A deux reprises au cours du mois de janvier 2008, des éléments des FARDC du camp Ebeya, tout à proximité immédiate du centre-ville de Mbanza-Ngungu ont fait subir des violences inouïes aux habitants du village Zamba qui est situé non loin de ce camp.

Aucune réaction du gouvernement de Kinshasa n’a été enregistrée par la population de cette localité, alors que, pour des faits similaires qui se sont passés ailleurs, le gouvernement réagit sans atermoiements !
« Pourquoi le ministre Jean-Claude Muyambo des Affaires sociales et Solidarité nationale et de l’Intérieur, le général Kalume, si prompts à voler au secours des populations en détresse à travers la République, n’ont pas daigné jusqu’ici se déplacer pour Mbanza-Ngungu et voir de visu l’ampleur de notre détresse ? Pourquoi ? Pourquoi ?
Oui pourquoi, pourquoi et encore pourquoi, s’interroge la population du village Zamba, situé à quelques encablures du camp colonel Ebeya, dans le Bas-Congo, district des Cataractes.
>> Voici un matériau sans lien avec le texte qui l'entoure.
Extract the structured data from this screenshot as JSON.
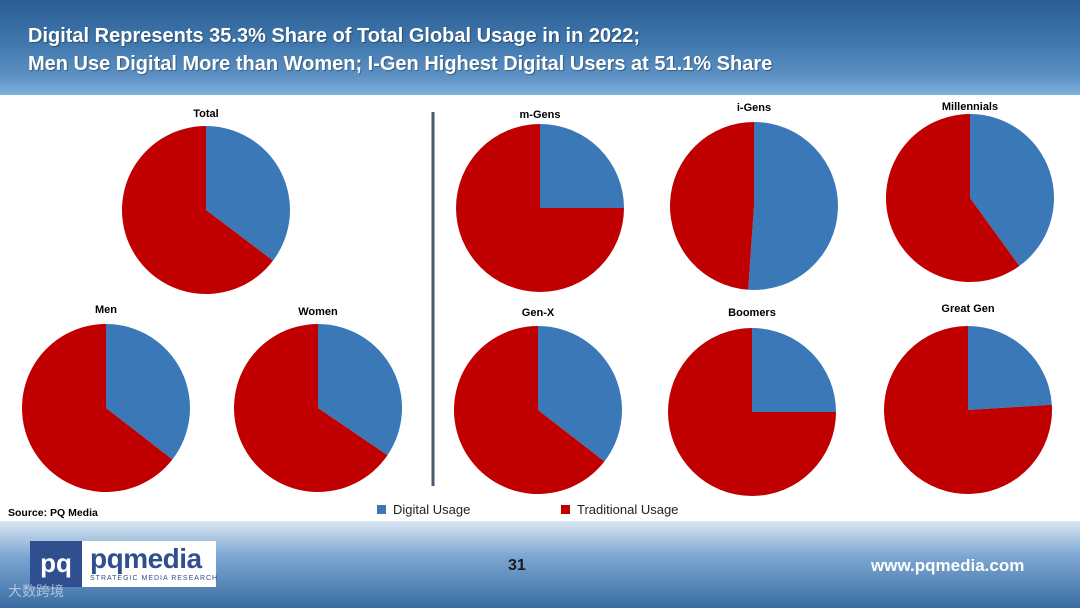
{
  "header": {
    "line1": "Digital Represents 35.3% Share of Total Global Usage in in 2022;",
    "line2": "Men Use Digital More than Women; I-Gen Highest Digital Users at 51.1% Share"
  },
  "colors": {
    "digital": "#3a78b8",
    "traditional": "#c00000",
    "divider": "#4a5a70"
  },
  "chart_data": {
    "type": "pie",
    "categories": [
      "Digital Usage",
      "Traditional Usage"
    ],
    "pies": [
      {
        "title": "Total",
        "values": [
          35.3,
          64.7
        ]
      },
      {
        "title": "Men",
        "values": [
          35.5,
          64.5
        ]
      },
      {
        "title": "Women",
        "values": [
          34.5,
          65.5
        ]
      },
      {
        "title": "m-Gens",
        "values": [
          25.0,
          75.0
        ]
      },
      {
        "title": "i-Gens",
        "values": [
          51.1,
          48.9
        ]
      },
      {
        "title": "Millennials",
        "values": [
          40.0,
          60.0
        ]
      },
      {
        "title": "Gen-X",
        "values": [
          35.5,
          64.5
        ]
      },
      {
        "title": "Boomers",
        "values": [
          25.0,
          75.0
        ]
      },
      {
        "title": "Great Gen",
        "values": [
          24.0,
          76.0
        ]
      }
    ]
  },
  "legend": {
    "digital_label": "Digital Usage",
    "traditional_label": "Traditional Usage"
  },
  "source": "Source: PQ Media",
  "footer": {
    "logo_mark": "pq",
    "logo_name": "pqmedia",
    "logo_tagline": "STRATEGIC MEDIA RESEARCH",
    "page_number": "31",
    "url": "www.pqmedia.com",
    "watermark": "大数跨境"
  }
}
Ceci quand on sait que cette population avait été, le 11 janvier de cette année, victime d’actes répréhensibles (pillage, destruction des maisons, cases incendiées, cheptel et biens pillés, passage à tabac) de la part des militaires du camp colonel Ebeya. Comme si le pays était en guerre.
Selon des informations concordantes, ces derniers voulaient venger la mort de leurs compagnons d’arme trouvés sans vie le long de la voie ferrée Mbanza-Ngungu–Muala-Kinsende (ex Marchal), et cela sans preuve, sans enquête préalable. Sinon sur base de simples présomptions.
Quelle est la situation sur le terrain ?
Plus de deux semaines après les faits, les villageois victimes ont vu défiler des délégations du gouvernorat du Bas-Congo, des députés Ne-Kongo du coin, le 1er responsable du camp Ebeya, la Caritas et j’en passe. Au final, une maigre consolation jusqu’ici. Dans la mesure ou chaque famille victime s’est vue octroyer de la part du chef de la cité 50.000 francs congolais, une vraie misère vu l’ampleur de leur détresse, intervention de la province du Bas-Congo.
En outre, des tentes militaires ont été érigées dans le village qui ressemble à un camp de réfugiés par le numéro Un du camp Ebeya, pour reloger les villageois victimes. Caritas est passé pour remettre quelques vivres et les T.P. de la province ont procédé à des estimations des dégâts et prélevés des mesures des maisons détruites pour une éventuelle indemnisation-reconstruction. En attendant, c’est la désolation. L’on se pose vraiment la question de savoir si le gouvernorat tiendra parole, vu le nombre impressionnant d’aigrefins qui gravitent autour de tels dossiers.
Gouvernement central, politique de deux poids, deux mesures
Deux semaines et quelques jours après la tragédie de Zamba (Mbanza-Ngungu), le gouvernement du Premier ministre Antoine Gizenga et ses ministres des Affaires humanitaires et de l’Intérieur est aphone. Aucune initiative n’a été prise pour les villageois de Zamba, mis à part l’intervention de la province du Bas-Congo.
Et pourtant dans de nombreux cas, on a vu ce gouvernement et ses ministres des Affaires sociales et Solidarité nationale, de l’Intérieur au four et au moulin. Les cas sont légion et nous ne citerons que le cas des noyés de Boende à l’Equateur, les victimes d’orage et autres maisons ayant perdue des toitures dans le Bandundu à Kikwit, les cas des déplacés du Nord-Kivu à Goma, les conflits de Bolobo entre Batende et Banunu et j’en passe.
Or Mbanza-Ngungu est située à 150 km de la capitale. Ces deux ministres auraient pu effecteur un aller-retour depuis leur retour de Goma. Jusqu’ici, rien.
Que la population de Zamba s’interroge sur le pourquoi de cette politique de deux poids deux mesures est justifiée.
Un autre volet. Alors qu’ailleurs (Mbandaka, Kilwa, et autres) les militaires à la base de certaines exactions avaient été déférés promptement devant une juridiction militaire, à Zamba, on patauge encore dans le flou. Aucune enquête. Les responsabilités des uns et des autres n’ont pas été établies jusqu’ici. D’où la question de savoir, qui voudrait étouffer la grave affaire de Zamba et pourquoi ? Qui protège ces militaires indisciplinés et pour quelle finalité ? Nous y reviendrons.